The Democrats’ measure would raise the threshold for reporting goods purchased to $5,000 from $600 and would exempt businesses with 25 or fewer employees from the requirement altogether. It also excludes purchases made by credit card, because these will be reported separately by credit card payment processors under a different law that takes effect in January.

These revisions, according to a Finance Committee aide, would likely cost the Treasury $10.1 billion in lost revenue.

Both amendments, however, come with a poison pill that will be tough for members on the other side to swallow. The Johanns amendment is paid for with money from health care programs created by the reform law, while the Democratic proposal is offset by eliminating an income deduction for the five largest oil companies.

With each side making offers the other cannot accept, it is difficult to predict where repeal will end up.

A similar dynamic played when the House tackled the issue during the last week of July. Republicans tried to use the Section 9006 repeal to block a Democratic infrastructure spending bill; Democrats quickly countered with their own repeal — paid for in large part with a suite of new taxes on companies with overseas investments.

“The Democrats have created a bill that pits American employers against other American employers, worker against worker, neighbor against neighbor,” complained Representative Dave Camp of Michigan, the ranking Republican of the Ways and Means Committee, in debate on the House floor.

In the end, only two Republicans voted with most Democrats in favor of the bill. (The bill ultimately failed because under a rule special rule it required a two-thirds vote to pass.)

Both chambers are now in recess through the week of Labor Day. (The House will be back briefly on Tuesday to vote on the state aid bill that passed the Senate last week.) The Senate will hold the first vote to end debate, on Johanns’s amendment, on Sept. 14, according to Regan Lachapelle, a spokeswoman for Reid.

But Republicans didn’t agree to Reid’s road map for finishing the bill, so they could once again filibuster the whole bill.

“It takes a lot of effort to make a partisan issue out of a bill that should have broad bipartisan support,” said Republican Leader Mitch McConnell of Kentucky through a spokesman.

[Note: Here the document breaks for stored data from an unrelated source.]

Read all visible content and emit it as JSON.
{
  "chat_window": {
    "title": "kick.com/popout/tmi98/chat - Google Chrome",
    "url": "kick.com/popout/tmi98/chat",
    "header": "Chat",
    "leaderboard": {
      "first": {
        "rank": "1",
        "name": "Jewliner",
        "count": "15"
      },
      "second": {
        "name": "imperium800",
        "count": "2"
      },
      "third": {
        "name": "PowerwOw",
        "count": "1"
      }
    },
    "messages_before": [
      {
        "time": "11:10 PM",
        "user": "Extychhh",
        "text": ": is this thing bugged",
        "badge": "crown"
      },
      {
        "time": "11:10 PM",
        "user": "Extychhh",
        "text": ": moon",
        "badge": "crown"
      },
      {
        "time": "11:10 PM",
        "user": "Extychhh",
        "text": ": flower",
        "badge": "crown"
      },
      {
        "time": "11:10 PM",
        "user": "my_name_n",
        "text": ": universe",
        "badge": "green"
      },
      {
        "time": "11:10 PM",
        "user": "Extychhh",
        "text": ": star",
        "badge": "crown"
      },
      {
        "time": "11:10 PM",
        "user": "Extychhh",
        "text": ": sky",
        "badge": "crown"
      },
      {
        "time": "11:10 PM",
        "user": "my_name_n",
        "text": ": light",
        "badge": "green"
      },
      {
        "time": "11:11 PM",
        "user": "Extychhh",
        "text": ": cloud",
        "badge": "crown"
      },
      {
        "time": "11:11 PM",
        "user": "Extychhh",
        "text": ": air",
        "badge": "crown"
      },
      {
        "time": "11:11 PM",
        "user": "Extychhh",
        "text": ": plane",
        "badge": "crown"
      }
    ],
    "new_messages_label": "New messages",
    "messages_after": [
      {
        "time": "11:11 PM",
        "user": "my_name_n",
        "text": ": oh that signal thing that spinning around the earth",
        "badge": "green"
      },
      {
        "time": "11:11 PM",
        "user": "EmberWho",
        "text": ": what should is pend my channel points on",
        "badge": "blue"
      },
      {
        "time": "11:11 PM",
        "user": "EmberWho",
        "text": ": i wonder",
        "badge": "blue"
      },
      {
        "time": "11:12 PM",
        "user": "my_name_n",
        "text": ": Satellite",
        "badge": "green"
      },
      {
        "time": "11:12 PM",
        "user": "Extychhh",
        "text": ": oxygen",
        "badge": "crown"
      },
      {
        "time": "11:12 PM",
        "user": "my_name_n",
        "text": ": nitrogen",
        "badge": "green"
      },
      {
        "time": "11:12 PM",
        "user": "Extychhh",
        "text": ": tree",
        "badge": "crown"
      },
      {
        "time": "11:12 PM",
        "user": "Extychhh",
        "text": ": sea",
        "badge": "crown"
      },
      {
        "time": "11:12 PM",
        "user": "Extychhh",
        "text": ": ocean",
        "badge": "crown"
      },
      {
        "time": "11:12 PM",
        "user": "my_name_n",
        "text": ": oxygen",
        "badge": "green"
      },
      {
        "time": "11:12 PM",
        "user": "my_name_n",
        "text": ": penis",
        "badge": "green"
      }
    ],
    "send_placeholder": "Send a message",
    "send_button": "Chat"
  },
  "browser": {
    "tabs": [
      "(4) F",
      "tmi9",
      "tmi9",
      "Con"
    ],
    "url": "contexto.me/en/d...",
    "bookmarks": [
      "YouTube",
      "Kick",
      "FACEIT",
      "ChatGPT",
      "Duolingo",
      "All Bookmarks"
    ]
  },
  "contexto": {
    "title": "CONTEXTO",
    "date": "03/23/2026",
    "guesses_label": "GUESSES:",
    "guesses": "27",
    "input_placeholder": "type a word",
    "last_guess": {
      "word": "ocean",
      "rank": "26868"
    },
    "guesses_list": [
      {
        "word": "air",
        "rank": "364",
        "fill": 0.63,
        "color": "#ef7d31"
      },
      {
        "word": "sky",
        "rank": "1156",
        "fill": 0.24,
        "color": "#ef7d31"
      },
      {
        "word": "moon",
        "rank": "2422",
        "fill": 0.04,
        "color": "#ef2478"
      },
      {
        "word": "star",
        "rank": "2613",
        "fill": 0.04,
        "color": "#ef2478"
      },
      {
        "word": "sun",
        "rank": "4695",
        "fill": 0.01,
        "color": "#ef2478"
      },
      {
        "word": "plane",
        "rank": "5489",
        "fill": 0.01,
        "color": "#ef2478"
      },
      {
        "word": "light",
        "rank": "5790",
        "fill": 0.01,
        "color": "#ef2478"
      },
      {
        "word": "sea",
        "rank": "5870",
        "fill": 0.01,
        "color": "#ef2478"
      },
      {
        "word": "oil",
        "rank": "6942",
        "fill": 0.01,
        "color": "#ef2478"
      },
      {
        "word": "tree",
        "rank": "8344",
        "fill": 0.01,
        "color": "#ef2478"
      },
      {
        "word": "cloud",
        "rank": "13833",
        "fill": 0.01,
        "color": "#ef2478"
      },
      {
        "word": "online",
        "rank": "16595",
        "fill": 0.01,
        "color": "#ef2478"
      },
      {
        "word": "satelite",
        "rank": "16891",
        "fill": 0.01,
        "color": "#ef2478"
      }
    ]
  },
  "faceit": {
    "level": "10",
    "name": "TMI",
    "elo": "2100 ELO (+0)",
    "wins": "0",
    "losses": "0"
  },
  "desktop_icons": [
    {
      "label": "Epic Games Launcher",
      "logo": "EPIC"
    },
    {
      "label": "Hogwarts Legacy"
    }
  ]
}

But Democrats, he added, “have pulled it off.”

If McConnell attempts a filibuster, Reid will have to win the vote of at least one of the two Republicans who have previously expressed support for the small-business jobs bill, Senators George Voinovich of Ohio and George LeMieux of Florida.

If the bill were to pass, it would still have to be reconciled with the House version of the small-business jobs bill, which has no provision for undoing Section 9006. Meanwhile, House Democrats are repackaging the repeal bill that failed in late July.

Said Katie Grant, a spokeswoman for the House majority leader, Steny Hoyer, “Democrats will bring legislation to the floor the week of Sept. 13 that removes onerous 1099 reporting requirements for small businesses, and it will be fully paid for.”